Facing Challenging Situations When Grading Strength of Evidence (Text
On September 20, 2011, Holger Schünemann and Nancy Berkman made this presentation at the 2011 Annual Conference.
Slide 1
Facing Challenging Situations When Grading Strength of Evidence
Presenters:
Holger Schünemann, MD, PhD, McMaster University
Nancy Berkman, PhD, RTI International
Slide 2
Process Overview
Image: A screen shot of a figure that presents a lifecycle of CER activities that span topic generation, evidence synthesis and implementation, dissemination and future research is shown.
Slide 3
Steps in AHRQ EPC Approach to Grading SOE
- Separately for RCT and observational study evidence, aggregated across studies, for each outcome.
- Score 4 required domains:
- Risk of bias.
- Consistency.
- Directness.
- Precision.
- Considering, possibly scoring, 4 additional domains:
- Dose-response association.
- Plausible confounding.
- Strength of association.
- Publication bias.
- Combine into a single SOE grade.
Slide 4
Risk of Bias Domain Score
- Concerns both study design and study conduct for individual studies.
- Assesses the aggregate quality or risk of bias of studies separately for RCTs and observational studies and integrates those assessments into an overall risk of bias score.
- Scores: high, medium, or low:
- High risk of bias lowers SOE grade.
- Low risk of bias raises SOE grade.
Slide 5
Consistency Domain Score
- Degree of similarity in the effect sizes of different studies within the evidence base.
- Consistent: same direction of effect (same side of "no effect") and narrow range of effect sizes.
- Inconsistent: non-overlapping confidence intervals, significant unexplained clinical or statistical heterogeneity, etc.
- Unknown or not applicable: single study so cannot be assessed
Slide 6
Directness Domain Score
- Whether evidence reflects a single, direct link between the intervention of interest and the ultimate health outcome under consideration.
- Direct: single direct link between the intervention and health outcome.
- Indirect: evidence relies on:
- Surrogate or proxy outcomes.
- More than one body of evidence (no head-to-head studies).
Slide 7
Precision Domain Score
- Degree of certainty for estimate of effect with respect to a specific outcome.
- Precise: estimate allows a clinically useful decision.

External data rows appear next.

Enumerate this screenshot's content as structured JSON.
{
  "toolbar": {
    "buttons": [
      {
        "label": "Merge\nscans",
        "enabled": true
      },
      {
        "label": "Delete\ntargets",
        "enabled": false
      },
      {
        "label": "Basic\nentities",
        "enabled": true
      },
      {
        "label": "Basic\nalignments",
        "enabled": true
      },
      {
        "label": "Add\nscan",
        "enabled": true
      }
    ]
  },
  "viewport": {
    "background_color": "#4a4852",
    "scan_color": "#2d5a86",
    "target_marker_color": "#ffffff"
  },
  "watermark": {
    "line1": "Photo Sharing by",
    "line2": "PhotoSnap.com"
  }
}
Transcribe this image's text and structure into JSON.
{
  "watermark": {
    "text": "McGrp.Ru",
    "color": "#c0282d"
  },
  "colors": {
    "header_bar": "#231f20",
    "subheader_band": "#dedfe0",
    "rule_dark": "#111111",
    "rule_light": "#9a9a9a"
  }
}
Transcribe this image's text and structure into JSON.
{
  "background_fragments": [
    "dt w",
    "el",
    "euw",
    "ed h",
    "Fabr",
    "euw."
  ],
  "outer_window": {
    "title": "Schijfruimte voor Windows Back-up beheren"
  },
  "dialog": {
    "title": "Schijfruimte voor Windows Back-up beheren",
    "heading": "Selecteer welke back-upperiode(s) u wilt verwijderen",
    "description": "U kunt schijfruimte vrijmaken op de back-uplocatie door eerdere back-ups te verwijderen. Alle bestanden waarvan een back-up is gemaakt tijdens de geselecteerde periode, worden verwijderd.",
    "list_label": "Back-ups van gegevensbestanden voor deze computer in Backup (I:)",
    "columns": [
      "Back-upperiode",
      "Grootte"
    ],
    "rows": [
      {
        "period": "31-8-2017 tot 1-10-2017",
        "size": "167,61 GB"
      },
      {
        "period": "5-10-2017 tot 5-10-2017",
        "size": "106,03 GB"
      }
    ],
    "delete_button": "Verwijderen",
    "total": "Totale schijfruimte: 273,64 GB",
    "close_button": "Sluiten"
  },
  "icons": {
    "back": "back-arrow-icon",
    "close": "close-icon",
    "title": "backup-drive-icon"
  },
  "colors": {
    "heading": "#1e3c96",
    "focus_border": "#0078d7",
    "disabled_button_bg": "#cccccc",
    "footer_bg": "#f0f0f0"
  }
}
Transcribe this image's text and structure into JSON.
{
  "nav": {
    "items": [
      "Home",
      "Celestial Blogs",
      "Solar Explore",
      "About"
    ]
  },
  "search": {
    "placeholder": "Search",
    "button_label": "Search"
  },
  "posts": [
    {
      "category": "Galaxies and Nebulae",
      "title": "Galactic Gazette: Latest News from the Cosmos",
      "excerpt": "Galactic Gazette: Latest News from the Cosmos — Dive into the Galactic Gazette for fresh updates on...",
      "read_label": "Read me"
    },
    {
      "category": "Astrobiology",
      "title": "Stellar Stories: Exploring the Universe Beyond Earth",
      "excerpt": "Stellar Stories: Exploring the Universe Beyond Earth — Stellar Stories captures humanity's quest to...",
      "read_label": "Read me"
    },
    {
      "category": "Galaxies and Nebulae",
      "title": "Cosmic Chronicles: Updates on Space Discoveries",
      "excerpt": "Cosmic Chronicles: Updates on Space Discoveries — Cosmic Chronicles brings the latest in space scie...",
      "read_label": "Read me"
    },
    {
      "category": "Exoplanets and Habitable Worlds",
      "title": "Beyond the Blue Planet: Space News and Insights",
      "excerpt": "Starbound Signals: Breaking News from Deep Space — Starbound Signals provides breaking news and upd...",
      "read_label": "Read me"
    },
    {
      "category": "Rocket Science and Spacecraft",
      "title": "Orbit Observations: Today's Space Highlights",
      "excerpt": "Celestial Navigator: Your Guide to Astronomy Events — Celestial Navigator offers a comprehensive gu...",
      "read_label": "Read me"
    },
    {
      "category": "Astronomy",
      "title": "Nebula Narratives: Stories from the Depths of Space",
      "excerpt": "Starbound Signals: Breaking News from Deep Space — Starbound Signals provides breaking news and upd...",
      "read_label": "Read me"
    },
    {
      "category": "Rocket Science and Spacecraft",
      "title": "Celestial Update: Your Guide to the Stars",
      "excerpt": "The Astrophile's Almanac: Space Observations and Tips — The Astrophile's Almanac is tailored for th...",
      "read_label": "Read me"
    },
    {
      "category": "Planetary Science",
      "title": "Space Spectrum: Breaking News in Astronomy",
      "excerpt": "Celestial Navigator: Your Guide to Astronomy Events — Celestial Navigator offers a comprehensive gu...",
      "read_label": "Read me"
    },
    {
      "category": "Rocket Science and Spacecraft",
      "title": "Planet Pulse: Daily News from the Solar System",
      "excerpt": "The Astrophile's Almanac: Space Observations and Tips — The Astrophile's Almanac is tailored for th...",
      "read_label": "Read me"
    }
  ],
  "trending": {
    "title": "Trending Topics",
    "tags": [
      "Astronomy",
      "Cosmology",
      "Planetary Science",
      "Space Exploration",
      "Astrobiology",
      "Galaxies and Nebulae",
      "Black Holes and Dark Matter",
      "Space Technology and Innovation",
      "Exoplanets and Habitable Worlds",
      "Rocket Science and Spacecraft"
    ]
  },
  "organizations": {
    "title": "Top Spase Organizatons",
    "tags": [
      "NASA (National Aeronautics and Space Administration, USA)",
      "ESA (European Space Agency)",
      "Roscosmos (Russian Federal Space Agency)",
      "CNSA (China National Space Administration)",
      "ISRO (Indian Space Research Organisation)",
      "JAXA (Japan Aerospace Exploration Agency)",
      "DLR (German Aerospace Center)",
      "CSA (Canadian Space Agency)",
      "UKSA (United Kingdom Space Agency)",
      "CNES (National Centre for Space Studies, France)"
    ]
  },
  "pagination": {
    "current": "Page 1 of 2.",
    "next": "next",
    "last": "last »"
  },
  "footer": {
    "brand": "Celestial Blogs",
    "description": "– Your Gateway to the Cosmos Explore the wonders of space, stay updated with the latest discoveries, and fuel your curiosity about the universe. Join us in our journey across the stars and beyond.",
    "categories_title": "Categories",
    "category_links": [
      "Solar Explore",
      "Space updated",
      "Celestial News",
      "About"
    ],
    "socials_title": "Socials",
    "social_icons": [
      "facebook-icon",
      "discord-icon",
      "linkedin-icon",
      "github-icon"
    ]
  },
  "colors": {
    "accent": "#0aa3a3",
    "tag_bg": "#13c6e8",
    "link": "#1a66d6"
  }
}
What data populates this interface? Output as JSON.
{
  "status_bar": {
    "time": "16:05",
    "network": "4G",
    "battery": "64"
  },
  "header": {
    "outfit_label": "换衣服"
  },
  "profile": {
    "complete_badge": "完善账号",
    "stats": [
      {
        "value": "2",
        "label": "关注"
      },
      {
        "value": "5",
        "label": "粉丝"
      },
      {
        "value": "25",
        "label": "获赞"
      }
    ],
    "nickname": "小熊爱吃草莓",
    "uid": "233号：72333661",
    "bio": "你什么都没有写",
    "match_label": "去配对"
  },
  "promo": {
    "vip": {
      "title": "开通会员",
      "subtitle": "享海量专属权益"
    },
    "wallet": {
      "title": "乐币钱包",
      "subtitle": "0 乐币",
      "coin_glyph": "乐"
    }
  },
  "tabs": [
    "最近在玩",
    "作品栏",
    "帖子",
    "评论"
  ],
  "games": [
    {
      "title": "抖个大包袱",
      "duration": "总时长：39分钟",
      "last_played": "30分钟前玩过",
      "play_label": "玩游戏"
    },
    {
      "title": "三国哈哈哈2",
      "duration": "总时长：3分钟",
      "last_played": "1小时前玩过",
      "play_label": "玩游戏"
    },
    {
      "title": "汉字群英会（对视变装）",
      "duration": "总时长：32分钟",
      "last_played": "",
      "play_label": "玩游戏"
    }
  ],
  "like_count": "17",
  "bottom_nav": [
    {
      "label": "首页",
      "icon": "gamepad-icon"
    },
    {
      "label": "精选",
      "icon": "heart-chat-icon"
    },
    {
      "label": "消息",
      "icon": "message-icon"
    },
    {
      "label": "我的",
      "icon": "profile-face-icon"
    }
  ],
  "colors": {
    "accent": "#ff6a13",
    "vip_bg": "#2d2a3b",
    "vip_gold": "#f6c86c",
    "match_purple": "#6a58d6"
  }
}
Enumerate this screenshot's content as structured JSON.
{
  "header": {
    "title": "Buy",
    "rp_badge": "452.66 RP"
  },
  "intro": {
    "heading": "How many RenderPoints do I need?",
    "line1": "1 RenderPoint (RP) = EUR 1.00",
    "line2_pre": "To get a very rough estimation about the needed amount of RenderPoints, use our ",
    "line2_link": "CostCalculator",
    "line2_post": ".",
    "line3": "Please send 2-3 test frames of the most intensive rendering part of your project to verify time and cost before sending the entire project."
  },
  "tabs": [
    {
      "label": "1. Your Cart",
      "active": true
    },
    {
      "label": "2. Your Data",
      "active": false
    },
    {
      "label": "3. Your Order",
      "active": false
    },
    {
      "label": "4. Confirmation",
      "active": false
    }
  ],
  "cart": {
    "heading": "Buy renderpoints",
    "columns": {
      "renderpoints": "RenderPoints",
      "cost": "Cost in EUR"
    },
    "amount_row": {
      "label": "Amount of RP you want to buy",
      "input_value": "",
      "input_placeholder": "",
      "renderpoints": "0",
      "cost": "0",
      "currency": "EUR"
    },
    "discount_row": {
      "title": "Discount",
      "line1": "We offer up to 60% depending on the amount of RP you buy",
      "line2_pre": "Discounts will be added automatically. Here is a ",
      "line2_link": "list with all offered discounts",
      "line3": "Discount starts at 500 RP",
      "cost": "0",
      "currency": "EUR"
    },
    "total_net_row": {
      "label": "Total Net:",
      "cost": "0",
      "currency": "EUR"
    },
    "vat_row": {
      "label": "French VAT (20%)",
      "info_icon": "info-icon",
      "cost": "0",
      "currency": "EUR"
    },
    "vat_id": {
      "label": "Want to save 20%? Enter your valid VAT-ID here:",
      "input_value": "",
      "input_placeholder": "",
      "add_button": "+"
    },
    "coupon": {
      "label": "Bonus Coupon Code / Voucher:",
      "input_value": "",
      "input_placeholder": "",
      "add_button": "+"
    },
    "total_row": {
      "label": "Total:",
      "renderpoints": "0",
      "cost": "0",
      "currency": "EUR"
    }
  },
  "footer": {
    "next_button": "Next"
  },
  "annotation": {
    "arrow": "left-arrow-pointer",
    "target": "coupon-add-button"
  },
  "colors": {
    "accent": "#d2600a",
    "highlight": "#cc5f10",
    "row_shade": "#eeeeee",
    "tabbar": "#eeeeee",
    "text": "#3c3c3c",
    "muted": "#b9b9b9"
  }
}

- Imprecise: confidence interval is so wide that it could include clinically distinct (even conflicting) conclusions.
Slide 8
Additional "Discretionary" Domains
- Dose-response association (pattern of larger effect with greater exposure): present, not present, NA.
- Plausible confounders (confounding that works in the direction opposite, "weakens" effect): present, absent.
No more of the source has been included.